With the recent low interest rates, investors are searching for yields. As a result, borrowers are able to reduce protections offered to lenders. Moody's Investors Services tracks bond covenants and recently the Moody's Bond Covenant Index reached 4.51, a record high. In this index, 1 indicates the strongest covenants, while 5 indicates very weak covenants. In other words, investors are willing to give up protection in an effort to increase yields.
Wednesday, March 4, 2015
Actavis completed its $21 billion bond offering yesterday. The bond issue, which will be used to pay for the company's acquisition of Allergan, was the second largest corporate bond issue ever. Although you might think that it was difficult for Actavis to sell $21 billion in debt, the company received offers to purchase $90 billion in bonds. The high demand for the bonds proved to be a benefit to investors in the bonds, as the market value of the bonds increased by $334 million today in the first day of trading.

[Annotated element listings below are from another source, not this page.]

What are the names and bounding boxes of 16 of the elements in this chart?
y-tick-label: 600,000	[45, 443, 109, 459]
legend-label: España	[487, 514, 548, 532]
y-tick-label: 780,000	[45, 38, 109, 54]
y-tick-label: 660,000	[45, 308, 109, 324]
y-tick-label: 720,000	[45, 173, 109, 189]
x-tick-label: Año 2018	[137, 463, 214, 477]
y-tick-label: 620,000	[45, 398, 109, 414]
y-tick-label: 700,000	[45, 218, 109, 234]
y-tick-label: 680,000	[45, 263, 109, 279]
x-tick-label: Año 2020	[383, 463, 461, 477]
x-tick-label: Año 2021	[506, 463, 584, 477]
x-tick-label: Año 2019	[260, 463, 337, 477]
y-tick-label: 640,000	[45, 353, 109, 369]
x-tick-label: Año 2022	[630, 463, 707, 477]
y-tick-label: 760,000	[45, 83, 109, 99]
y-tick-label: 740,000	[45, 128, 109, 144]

As we mention in the textbook, capital spending is often cyclical. For example, although the recent drop in oil price is welcome news at the gas pump, it is bad news for Exxon's capital budgeting. Exxon said that it may delay some investments if oil prices stay low. Even though Exxon's projects are long-term, a short-term decrease in the price of oil can still affect the profitability of a new project. In a filing last week, Exxon announced that its capital spending in the next several years would only be $34 billion, down from a previously announced capital budget of $37 billion.
Eight of the largest U.S. tech companies increased overseas cash balances by $69 billion last year. In fact, overseas cash held by U.S. firms grew to $2.10 trillion during 2014, up 8 percent from 2013. The high U.S. tax rate is the reason for the cash holdings, although several companies took a tax hit in 2014 to repatriate earnings. For example, Duke Energy repatriated $2.7 billion in foreign earnings, but paid $373 million in taxes to do so. GE still has the largest offshore cash balance, at an astounding $119 billion.
Tuesday, March 3, 2015
A recent video on Bloomberg might be of interest to those of you who invest in NASDAQ stocks. The video discusses whether the PE of the NASDAQ is too high and if there is a bubble on the NASDAQ.
With companies holding record amounts of cash, banks may be reporting record earnings as the Commonwealth Bank of Australia estimates that about one quarter of bank deposits worldwide are earning negative interest rates. Switzerland and Denmark lead the pack, with savings account rates of negative .75 percent. Previously, zero percent was seen as the lower bound for savings rates, but some analysts argue that the new lower bound is considerably lower than negative .75 percent.